Re: raw land - Posted by ray@lcorn
Posted by ray@lcorn on April 13, 2000 at 16:07:46:
I love this play… it’s one of my favorite techniques. After serving on my local planning commission for a number of years I am well aware of how much opportunity there is in knowing what will and what won’t fly in rezonings.
A few thoughts:
Make sure the highest and best use of the land is in fact residential. You didn’t say what it is currently zoned, so I have to wonder. The reason I raise the question is because commercial land is still at a premium in most markets. If this is on a heavily traveled street or highway and has decent access, it may be worth more commercially than residentially. I’m not talking shopping centers, it’s too small for that, just neighborhood commercial type activity. Just a thought…
I always check what the community’s Comprehensive Plan has to say about the area around any land I am considering doing a deal on. This serves two purposes: One, it tells me what zoning changes are likely to be approved, and two, it lets me know what to expect on the neighboring properties. Nothing like building a subdivision and finding out later the county’s next industrial park is going in next door.
If in fact the land is best suited for residential, then be sure when you read the Comp Plan to note what maximum density would be allowed. The feasibility of the project will hinge on it.
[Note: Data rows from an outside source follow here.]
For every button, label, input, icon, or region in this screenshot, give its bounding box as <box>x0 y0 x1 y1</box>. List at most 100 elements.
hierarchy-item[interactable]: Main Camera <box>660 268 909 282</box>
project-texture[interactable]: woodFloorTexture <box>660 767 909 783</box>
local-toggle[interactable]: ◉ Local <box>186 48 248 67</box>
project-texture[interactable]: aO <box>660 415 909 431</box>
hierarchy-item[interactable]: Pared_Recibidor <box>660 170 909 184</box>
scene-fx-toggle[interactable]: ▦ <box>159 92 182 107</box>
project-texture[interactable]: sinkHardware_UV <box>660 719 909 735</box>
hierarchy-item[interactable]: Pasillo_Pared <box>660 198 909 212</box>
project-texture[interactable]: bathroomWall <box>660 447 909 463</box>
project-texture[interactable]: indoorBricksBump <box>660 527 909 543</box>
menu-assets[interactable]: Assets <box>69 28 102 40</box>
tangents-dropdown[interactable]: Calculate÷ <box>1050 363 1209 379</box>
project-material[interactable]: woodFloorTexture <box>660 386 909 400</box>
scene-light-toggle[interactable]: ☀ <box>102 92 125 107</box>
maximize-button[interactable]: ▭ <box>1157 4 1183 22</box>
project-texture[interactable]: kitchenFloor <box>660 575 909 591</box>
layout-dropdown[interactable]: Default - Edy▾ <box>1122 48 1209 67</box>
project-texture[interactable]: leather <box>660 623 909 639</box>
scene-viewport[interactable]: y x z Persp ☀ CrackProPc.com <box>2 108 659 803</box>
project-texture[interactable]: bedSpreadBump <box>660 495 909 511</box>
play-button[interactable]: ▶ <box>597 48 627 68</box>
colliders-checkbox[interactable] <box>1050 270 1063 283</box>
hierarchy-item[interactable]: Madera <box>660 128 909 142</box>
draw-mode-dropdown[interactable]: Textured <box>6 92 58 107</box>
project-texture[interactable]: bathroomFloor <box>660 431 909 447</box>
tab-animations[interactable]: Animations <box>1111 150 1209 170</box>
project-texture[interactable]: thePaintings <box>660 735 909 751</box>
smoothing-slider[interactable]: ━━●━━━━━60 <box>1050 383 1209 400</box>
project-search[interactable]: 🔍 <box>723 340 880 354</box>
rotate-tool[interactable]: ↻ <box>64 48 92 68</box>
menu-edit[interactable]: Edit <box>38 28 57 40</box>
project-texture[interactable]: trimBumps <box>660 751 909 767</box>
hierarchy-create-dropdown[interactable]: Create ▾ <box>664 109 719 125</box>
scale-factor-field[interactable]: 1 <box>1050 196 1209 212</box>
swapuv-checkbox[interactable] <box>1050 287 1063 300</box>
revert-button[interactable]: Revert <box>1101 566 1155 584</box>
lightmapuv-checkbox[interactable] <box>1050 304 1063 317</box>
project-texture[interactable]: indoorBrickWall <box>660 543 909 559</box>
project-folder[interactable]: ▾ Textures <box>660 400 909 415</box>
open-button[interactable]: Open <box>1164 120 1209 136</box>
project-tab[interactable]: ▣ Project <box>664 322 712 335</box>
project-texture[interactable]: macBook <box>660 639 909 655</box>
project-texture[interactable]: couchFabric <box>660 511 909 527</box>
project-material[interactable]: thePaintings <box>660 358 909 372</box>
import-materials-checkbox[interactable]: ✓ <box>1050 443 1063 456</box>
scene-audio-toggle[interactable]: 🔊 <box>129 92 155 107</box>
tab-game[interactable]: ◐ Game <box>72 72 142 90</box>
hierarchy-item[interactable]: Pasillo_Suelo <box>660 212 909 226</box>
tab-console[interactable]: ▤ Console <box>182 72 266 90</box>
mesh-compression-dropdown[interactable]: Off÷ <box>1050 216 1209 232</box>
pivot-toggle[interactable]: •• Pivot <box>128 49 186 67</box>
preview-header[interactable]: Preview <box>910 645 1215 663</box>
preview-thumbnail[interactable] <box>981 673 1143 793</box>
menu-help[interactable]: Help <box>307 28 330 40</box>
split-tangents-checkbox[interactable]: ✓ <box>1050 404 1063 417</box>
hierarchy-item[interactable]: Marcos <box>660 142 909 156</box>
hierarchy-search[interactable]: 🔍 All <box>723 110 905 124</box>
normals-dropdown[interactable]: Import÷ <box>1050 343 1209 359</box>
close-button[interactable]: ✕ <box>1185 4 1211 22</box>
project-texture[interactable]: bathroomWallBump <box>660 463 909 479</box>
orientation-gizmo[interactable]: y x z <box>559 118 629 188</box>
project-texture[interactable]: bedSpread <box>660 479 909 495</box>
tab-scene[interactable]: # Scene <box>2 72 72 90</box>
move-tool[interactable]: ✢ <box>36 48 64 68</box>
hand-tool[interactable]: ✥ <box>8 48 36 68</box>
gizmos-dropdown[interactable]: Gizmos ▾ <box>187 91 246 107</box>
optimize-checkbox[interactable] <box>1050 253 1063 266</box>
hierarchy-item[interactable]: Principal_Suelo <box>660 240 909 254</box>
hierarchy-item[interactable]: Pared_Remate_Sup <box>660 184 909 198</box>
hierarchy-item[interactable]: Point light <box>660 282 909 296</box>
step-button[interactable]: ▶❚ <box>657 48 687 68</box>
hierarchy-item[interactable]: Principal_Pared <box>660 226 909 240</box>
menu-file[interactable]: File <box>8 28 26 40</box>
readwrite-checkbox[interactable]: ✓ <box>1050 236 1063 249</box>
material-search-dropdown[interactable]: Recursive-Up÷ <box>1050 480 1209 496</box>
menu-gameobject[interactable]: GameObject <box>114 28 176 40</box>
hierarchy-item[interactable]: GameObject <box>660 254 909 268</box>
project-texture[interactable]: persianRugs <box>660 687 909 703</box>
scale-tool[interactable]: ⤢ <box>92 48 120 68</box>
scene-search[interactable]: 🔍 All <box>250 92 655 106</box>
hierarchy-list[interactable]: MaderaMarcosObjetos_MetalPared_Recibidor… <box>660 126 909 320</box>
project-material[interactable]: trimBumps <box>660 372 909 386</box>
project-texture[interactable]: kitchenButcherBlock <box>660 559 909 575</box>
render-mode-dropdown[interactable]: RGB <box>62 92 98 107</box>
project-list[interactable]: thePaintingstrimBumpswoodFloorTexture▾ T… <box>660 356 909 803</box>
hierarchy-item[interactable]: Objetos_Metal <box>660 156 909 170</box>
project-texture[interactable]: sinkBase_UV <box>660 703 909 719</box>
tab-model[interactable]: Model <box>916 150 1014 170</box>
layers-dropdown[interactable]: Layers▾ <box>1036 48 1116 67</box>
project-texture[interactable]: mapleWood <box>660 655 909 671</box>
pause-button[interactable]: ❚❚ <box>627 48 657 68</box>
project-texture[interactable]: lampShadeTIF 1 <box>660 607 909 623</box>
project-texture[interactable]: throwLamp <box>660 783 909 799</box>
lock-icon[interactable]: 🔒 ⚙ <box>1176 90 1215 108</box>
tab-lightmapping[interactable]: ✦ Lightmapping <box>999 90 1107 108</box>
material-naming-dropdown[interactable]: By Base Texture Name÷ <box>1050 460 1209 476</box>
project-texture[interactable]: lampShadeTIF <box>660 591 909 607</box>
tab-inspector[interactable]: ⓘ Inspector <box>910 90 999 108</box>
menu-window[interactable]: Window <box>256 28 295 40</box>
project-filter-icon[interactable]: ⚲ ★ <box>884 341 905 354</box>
For example, at $117T and 14 lots, that’s ~$8400 per lot raw land cost. From there all other calculations will flow. Let me show you what I mean… this takes some explaining.
There is an old rule of thumb in the development business that says you have to pencil a deal to double your money, because you won’t. Another rule of thumb in the building business is that the ratio of lot cost to house cost should not exceed 5:1, and preferably run 6:1. That means that on a $200T house that the builder wants to make a 10% net profit on,(which believe it or not most builders will settle for… I did for years) then he can’t pay over $28T- $33T for the lot. How did I do that?
(This is a simplified example)
$200,000 retail price
- 12,000 6% realtor commission
- 20,000 builder profit
= $168,000 total cost/6 = $28,000
or $168T/5 = $33,600
If you follow it through, this type of analysis can also guide you to proper covenants for the subdivision.
Using the above example, a house that costs $168T with $28T lot cost, leaves $140T to build the house. If residential construction for medium grade housing (which is where I think $200T falls nowadays) is costing from $75-$100 per sq. ft, then the builder can build between 1400 and 1866 sq.ft. Keep that in mind before you draw up covenants that require 2000 sq.ft. houses.
Back to your deal, if then the builder can’t pay over $28T for the lot, and the developer you want to sell to has to pencil the deal to double his money, then he can’t have over $14T per lot in the deal after all costs of development. Say you sell him the approved development at $10T per lot, $140,000. Then the development costs should total no more than $4T per lot, or a total of $56T. That’s pretty cheap, and would probably be unrealistic unless you can divide the lots off of an existing street.
On your side of the deal, you need to know what the engineering costs are going to be to get the zoning approved. Say those costs run $1T per lot ($14,000), then you have $131,000 in the deal, and would make $9,000 gross. That’s a lot of trouble for a good bit of work. My guess is that the 14 lots are “by-right” under the present zoning, meaning no zoning change is needed, and your banker buddy has priced the property accordingly. You can see now where the density becomes very important as to what the raw land price should be. Run through this same exercise with 28 lots (remember the development costs will increase on a per lot basis as well) and you can see the considerable difference that a zoning change can make.
If after reading the Comp Plan, talking to the folks in the planning department about the maximum density that is likely to be approved, and some preliminary market work you find that the high density subdivision is still a possiblity, then I would try to contract for the land subject to the rezoning. This is a pretty common method of dealing with this scenario.
Hope this helps, and feel free to post more info as you find it out.